La stratégie américaine en Afrique n’est pas tellement concentrée sur tel ou tel État, ni telle ou telle région. Il est évident qu’elle s’intéresse en priorité aux pays les plus riches, donc à l’Afrique du Sud, mais en réalité elle est beaucoup plus ambitieuse. Comment s’exprime-t-elle en ce moment au moyen des deux grandes organisations internationales qui opèrent en Afrique dans le secteur économique (et qui de fait sont contrôlées par Washington), à savoir le FMI et la Banque mondiale ? Ces organismes ont saisi l’occasion des difficultés de l’Afrique subsaharienne pour imposer des ajustements structurels, dont les conditions visent à libéraliser des économies qui étaient très administrées. On peut alors parler de « recolonisation » : les exigences sont d’abord de mettre de l’ordre dans les finances, mais aussi de privatiser les services publics. Alors que voit-on ? Il n’y a pas un seul financier africain qui soit en mesure de prendre en charge des services comme les télécommunications, la distribution d’eau ou la fourniture d’électricité, comme cela a été imposé à la Côte d’Ivoire à la fin de l’an dernier. Dès lors, les seuls repreneurs qui se sont présentés furent des firmes américaines ou européennes. Les télécommunications passent donc à France-Telecom, tandis que les distributions d’eau et d’électricité reviennent à Bouygues. France-Telecom licencie aussitôt tous les dirigeants africains sans préavis et sans indemnités : jamais pareille opération ne se serait passée à l’époque coloniale ; or c’est bien ce qui devient la règle, et de plus en plus.

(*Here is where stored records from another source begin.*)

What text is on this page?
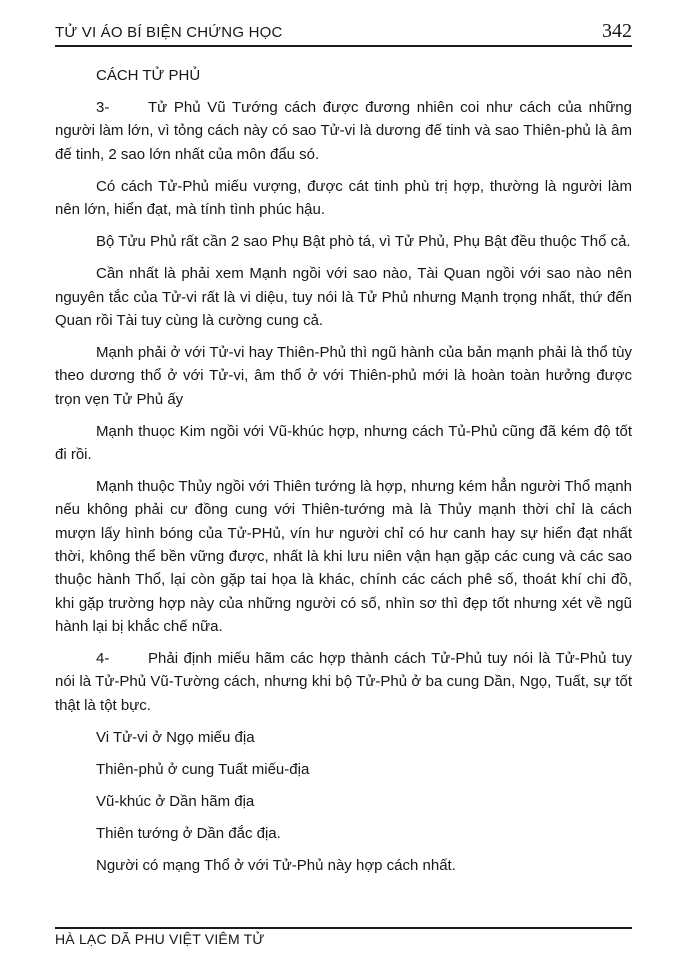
TỬ VI ÁO BÍ BIỆN CHỨNG HỌC	342
CÁCH TỬ PHỦ

3-	Tử Phủ Vũ Tướng cách được đương nhiên coi như cách của những người làm lớn, vì tỏng cách này có sao Tử-vi là dương đế tinh và sao Thiên-phủ là âm đế tinh, 2 sao lớn nhất của môn đẩu só.

Có cách Tử-Phủ miếu vượng, được cát tinh phù trị hợp, thường là người làm nên lớn, hiển đạt, mà tính tình phúc hậu.

Bộ Tửu Phủ rất cần 2 sao Phụ Bật phò tá, vì Tử Phủ, Phụ Bật đều thuộc Thổ cả.

Cần nhất là phải xem Mạnh ngồi với sao nào, Tài Quan ngồi với sao nào nên nguyên tắc của Tử-vi rất là vi diệu, tuy nói là Tử Phủ nhưng Mạnh trọng nhất, thứ đến Quan rồi Tài tuy cùng là cường cung cả.

Mạnh phải ở với Tử-vi hay Thiên-Phủ thì ngũ hành của bản mạnh phải là thổ tùy theo dương thổ ở với Tử-vi, âm thổ ở với Thiên-phủ mới là hoàn toàn hưởng được trọn vẹn Tử Phủ ấy

Mạnh thuọc Kim ngồi với Vũ-khúc hợp, nhưng cách Tủ-Phủ cũng đã kém độ tốt đi rồi.

Mạnh thuộc Thủy ngồi với Thiên tướng là hợp, nhưng kém hẳn người Thổ mạnh nếu không phải cư đồng cung với Thiên-tướng mà là Thủy mạnh thời chỉ là cách mượn lấy hình bóng của Tử-PHủ, vín hư người chỉ có hư canh hay sự hiển đạt nhất thời, không thể bền vững được, nhất là khi lưu niên vận hạn gặp các cung và các sao thuộc hành Thổ, lại còn gặp tai họa là khác, chính các cách phê số, thoát khí chi đồ, khi gặp trường hợp này của những người có số, nhìn sơ thì đẹp tốt nhưng xét về ngũ hành lại bị khắc chế nữa.

4-	Phải định miếu hãm các hợp thành cách Tử-Phủ tuy nói là Tử-Phủ tuy nói là Tử-Phủ Vũ-Tường cách, nhưng khi bộ Tử-Phủ ở ba cung Dần, Ngọ, Tuất, sự tốt thật là tột bực.

Vi Tử-vi ở Ngọ miếu địa

Thiên-phủ ở cung Tuất miếu-địa

Vũ-khúc ở Dần hãm địa

Thiên tướng ở Dần đắc địa.

Người có mạng Thổ ở với Tử-Phủ này hợp cách nhất.

HÀ LẠC DÃ PHU VIỆT VIÊM TỬ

Le FMI et la Banque mondiale exigent la disparition des Caisses de stabilisation de produits tropicaux, un héritage de la colonisation qui garantit le producteur. Or, celle du cacao est très importante en Côte d’Ivoire, car le pays produit à lui seul la moitié des récoltes mondiales, de sorte que la Caisse commande le prix du cacao dans le monde, ce qui ne satisfait nullement les grandes firmes mondiales américaines ou européennes. Dès lors, le FMI et la Banque mondiale entendent que le contrôle des prix soit attribué aux Bourses des produits tropicaux. Nous sommes donc bien en présence d’un phénomène de recolonisation non plus humain, mais capitaliste.
• En ce qui concerne la stratégie des États-Unis, il convient de distinguer deux choses : l’action directe, qui est tout à la fois militaire et politique, s’est traduite par un échec (Somalie) ; en revanche, les Américains ont compris qu’ils pouvaient obtenir gain de cause en agissant de manière indirecte (l’affaire du Zaïre). De même, en Afrique du Sud, ils ont su capitaliser l’action qu’ils avaient menée contre le régime de l’apartheid.
Ils soutiennent le président Museveni, qui n’est en rien un démocrate, mais qui réussit économiquement, et au-delà des opérations menées contre l’ancien Zaïre, Washington considère que l’Ouganda reste un rempart contre le Soudan extrémiste, ce qui constitue une vraie politique indirecte, intelligente et parfaitement cohérente.
• On a surtout parlé de l’aide venant de l’extérieur, mais existe-t-il des volontés africaines sur lesquelles il serait possible de s’appuyer pour mener une action efficace et humaine ?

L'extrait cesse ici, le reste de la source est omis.